5)         But the Lord is not like the world. His ways are the opposite of the ways of the world. If you, Lord, should mark iniquities, O Lord, who could stand? But there is forgiveness with you, that you may be feared. In spite of the fact that the Lord knows all our sins He is the only one who promises to forgive our sins. He knows all our sins, even the ones we thoughtlessly pass by. We can’t know all our sins. David says in Psalm 19:12, Who can understand his errors? Yet with the Lord there is forgiveness. He promises to forgive us whenever we come to Him in repentance, sorrowing over our sins, lamenting that not only do we sin, but that we are sinners. David tells us in this psalm that with the Lord there is mercy, and with Him there is abundant redemption. His forgiveness is more than adequate for our many sins. It is abundant because it was won for us by the Son of God Himself. Christ’s death on the cross is the price of our atonement. His sacrifice is the propitiation for our sins for the merit He earns in His life and death are infinite. He earns this for you because He is full of compassion for you. It is love that motivated God to send His only-begotten Son into the world. In love for you the Lord provides an atoning sacrifice, so that all who trust in Christ’s death for their forgiveness receive what He earns on Calvary’s cross. In this way the Lord is not like the world, for in compassion He provides everything that is necessary for our absolution. Our of pure grace He presents the merits of Christ in the promise of the Gospel to you and generously provides you with faith to receive what He preaches to you in His promise of the Gospel.

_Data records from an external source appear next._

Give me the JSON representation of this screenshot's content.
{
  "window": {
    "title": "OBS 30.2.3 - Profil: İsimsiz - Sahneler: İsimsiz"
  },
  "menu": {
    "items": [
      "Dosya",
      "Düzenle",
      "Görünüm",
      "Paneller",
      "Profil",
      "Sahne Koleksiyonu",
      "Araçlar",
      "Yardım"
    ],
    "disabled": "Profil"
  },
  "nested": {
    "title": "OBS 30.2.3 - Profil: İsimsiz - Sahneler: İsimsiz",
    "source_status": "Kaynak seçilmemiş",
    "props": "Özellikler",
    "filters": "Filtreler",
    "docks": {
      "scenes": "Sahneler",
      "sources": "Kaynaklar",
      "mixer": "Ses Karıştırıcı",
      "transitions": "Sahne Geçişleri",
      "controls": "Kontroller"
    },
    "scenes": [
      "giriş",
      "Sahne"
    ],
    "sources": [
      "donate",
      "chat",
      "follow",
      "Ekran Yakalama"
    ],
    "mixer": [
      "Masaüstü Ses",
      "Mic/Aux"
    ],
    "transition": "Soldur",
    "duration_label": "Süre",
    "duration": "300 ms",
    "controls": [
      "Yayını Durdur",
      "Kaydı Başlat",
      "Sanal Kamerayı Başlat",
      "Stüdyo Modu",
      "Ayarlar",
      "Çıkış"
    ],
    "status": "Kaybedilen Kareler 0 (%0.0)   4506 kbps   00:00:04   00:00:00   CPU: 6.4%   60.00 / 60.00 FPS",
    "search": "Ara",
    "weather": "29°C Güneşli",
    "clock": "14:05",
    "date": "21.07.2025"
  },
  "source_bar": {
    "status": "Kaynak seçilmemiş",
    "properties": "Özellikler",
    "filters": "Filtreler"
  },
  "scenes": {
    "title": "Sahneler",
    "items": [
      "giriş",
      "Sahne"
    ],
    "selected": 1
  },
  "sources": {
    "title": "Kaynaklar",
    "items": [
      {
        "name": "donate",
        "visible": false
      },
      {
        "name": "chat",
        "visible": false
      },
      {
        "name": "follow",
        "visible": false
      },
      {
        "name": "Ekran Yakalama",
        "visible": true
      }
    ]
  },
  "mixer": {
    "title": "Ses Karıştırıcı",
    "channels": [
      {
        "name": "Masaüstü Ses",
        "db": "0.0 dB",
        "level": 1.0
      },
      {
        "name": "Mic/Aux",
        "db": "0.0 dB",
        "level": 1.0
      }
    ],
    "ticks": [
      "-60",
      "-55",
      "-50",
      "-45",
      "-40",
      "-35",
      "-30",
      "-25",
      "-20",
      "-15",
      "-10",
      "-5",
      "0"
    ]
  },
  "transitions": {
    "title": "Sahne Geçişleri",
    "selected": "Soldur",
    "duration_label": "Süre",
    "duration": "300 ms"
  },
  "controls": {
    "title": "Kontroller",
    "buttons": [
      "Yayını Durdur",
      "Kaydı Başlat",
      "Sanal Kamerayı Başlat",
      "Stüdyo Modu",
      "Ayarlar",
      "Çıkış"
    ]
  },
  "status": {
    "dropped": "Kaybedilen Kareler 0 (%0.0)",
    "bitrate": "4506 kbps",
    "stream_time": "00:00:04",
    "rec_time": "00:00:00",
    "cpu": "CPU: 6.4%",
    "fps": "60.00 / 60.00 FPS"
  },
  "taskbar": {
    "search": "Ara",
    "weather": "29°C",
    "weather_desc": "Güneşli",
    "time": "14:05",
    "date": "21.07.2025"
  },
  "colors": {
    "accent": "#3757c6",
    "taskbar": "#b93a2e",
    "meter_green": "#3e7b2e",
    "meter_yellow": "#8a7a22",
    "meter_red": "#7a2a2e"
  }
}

6)         Nor is the Lord like the world in that He remembers the sins He forgives. We cannot help but remember our sins and the sins of others that we forgive because our sins, and the sins of others, often scar us. The more we try to forget something the more it is magnified in our thoughts. We cannot willfully forget something but must be distracted by other concerns in order to forget something. But the Lord willfully forgets our sins when we believe the Gospel and trust in the merits of Jesus, that they are given to us. The Lord says through the prophet Jeremiah, For I will forgive their iniquity, and their sin I will remember no more. (Jeremiah 31:34) What a gracious promise. The sins of your youth may occur to you at some time, but the Lord does not remember those sins for anyone who is in Christ by faith. The sins that beset you on all sides, the sin that so easily entangles you, the Lord provides remedy for this. It is confession of sins. Remarkably, the only time we need to mark our iniquities is when we confess our sins to the Lord, whether directly to Him in prayer, or to our pastor as Christ’s called and ordained man, given to us to unburden us with the Word of Christ’s absolution. When we make confession in either way we do not have to remember every sin, for that is impossible. But once we mark our iniquity that bears down on our consciences, the Lord promises to forgive, and in forgiving, willfully forgetting and putting away that sin that it is never to be spoken of again.

7)         This ultimately why we fear God and reverence Him alone. Not because He is sovereign and almighty, though that is true of Him. We fear Him because there is forgiveness with Him through the promise of the Gospel of our Lord Jesus Christ. He does not deal with us as the world does, nor as the Devil wishes to, or as we ourselves do within our own conscience. He does not mark our iniquities when we repent of them, for with Him is abundant mercy. He provides this in Christ Jesus our Lord. If you, Lord, should mark iniquities, O Lord, who could stand? But there is forgiveness with you, that you may be feared. Amen.